Florida's Enterprise Zones: Do They Reduce Poverty?
Saturday, November 14, 2015
Riverfront South/Central (Hyatt Regency Miami)
*Names in bold indicate Presenter
This study uses county level data in Florida to evaluate whether the Enterprise Zone program has reduced poverty rates in targeted areas. Using an independent samples t test, I compare poverty rates between counties with and without enterprise zones at three points in time: 1989, 1999, and 2012. Since enterprise zones were targeted specifically for exhibiting higher levels of poverty, we expect a significant gap in poverty rates between enterprise zone counties and non-enterprise zone counties near the inception of program, circa 1989. The theory of the program suggests that the enterprise zone counties should experience reduction in poverty rates, thus making them more similar to their non enterprise zone counterparts.
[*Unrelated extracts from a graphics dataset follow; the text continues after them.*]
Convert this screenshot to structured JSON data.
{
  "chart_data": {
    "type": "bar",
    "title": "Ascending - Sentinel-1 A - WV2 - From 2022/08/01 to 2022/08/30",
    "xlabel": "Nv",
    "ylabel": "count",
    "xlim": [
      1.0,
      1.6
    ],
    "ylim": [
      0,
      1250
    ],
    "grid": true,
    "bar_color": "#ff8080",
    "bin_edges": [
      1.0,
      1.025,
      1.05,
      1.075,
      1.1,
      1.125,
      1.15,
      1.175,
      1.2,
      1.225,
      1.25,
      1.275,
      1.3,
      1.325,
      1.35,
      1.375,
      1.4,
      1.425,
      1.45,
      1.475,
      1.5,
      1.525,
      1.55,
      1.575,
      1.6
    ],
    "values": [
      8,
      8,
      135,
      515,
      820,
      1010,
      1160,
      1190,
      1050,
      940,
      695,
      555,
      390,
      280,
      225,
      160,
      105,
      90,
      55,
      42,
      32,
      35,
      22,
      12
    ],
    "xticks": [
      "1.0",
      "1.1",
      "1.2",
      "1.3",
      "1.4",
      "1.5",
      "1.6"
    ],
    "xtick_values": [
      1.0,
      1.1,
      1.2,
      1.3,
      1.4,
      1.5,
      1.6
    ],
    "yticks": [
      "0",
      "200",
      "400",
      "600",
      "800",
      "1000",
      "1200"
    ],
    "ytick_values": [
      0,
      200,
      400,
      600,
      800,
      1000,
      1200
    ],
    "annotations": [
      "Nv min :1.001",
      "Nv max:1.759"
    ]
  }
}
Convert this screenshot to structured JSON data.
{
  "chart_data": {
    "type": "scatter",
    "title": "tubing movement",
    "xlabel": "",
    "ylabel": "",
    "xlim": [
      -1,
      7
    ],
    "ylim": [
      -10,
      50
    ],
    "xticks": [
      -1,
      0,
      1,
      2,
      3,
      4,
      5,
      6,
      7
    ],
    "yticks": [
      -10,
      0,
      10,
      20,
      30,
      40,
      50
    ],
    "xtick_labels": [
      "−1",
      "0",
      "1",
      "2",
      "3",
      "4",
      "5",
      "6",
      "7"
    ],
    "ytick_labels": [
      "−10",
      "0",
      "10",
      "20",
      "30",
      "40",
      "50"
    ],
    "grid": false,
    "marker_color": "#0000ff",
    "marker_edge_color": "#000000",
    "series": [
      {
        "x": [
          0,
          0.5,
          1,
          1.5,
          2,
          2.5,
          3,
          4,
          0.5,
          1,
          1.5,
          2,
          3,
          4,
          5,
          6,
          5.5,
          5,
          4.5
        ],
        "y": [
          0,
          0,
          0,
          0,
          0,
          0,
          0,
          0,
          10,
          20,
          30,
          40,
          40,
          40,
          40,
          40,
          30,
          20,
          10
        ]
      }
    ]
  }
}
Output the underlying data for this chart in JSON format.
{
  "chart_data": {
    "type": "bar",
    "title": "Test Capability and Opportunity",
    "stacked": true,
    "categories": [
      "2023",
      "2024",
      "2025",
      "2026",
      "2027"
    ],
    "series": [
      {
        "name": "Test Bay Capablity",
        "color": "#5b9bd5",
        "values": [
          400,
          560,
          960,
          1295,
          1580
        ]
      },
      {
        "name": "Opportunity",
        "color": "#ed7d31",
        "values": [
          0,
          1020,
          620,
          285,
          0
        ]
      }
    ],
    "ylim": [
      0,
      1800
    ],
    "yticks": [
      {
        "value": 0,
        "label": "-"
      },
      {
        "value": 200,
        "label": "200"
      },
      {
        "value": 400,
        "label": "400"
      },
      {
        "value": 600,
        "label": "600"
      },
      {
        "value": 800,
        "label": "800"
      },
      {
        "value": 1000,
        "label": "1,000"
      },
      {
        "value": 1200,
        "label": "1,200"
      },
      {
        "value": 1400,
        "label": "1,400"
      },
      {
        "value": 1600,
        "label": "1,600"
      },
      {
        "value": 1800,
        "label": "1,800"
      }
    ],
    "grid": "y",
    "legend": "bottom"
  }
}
Therefore, I compare the gap in poverty rates between enterprise zone counties and non-enterprise zone counties at three points in time in order to determine if there has been a reduction in the gap of poverty rates between the two. This method controls for general economic fluctuations by measuring both types of counties at multiple points in time, where both would respectively be subject to the same general economic forces throughout. A measurement of absolute poverty rates in both types of counties could be skewed by economic forces, whereas analyzing the gap between the two gives a more accurate picture of how enterprise zone counties are performing relative to their counterparts when economic conditions varied highly. I assume but do not demonstrate differences in the economy at points in time 1989, 1999, and 2012. This allows for isolation of the presence of enterprise zones as one of the few distinguishing features between the two sets of counties.
The results showed that there was little change in the difference of poverty rates between enterprise zone counties and non-enterprise zone counties. While absolute poverty rates fluctuated for both sets of counties, the gap in poverty rates between enterprise zone and non-enterprise zones remained relatively stable throughout the time period studied, suggesting that the program was ineffective in helping enterprise zone counties move towards poverty rates that are similar to their counterparts.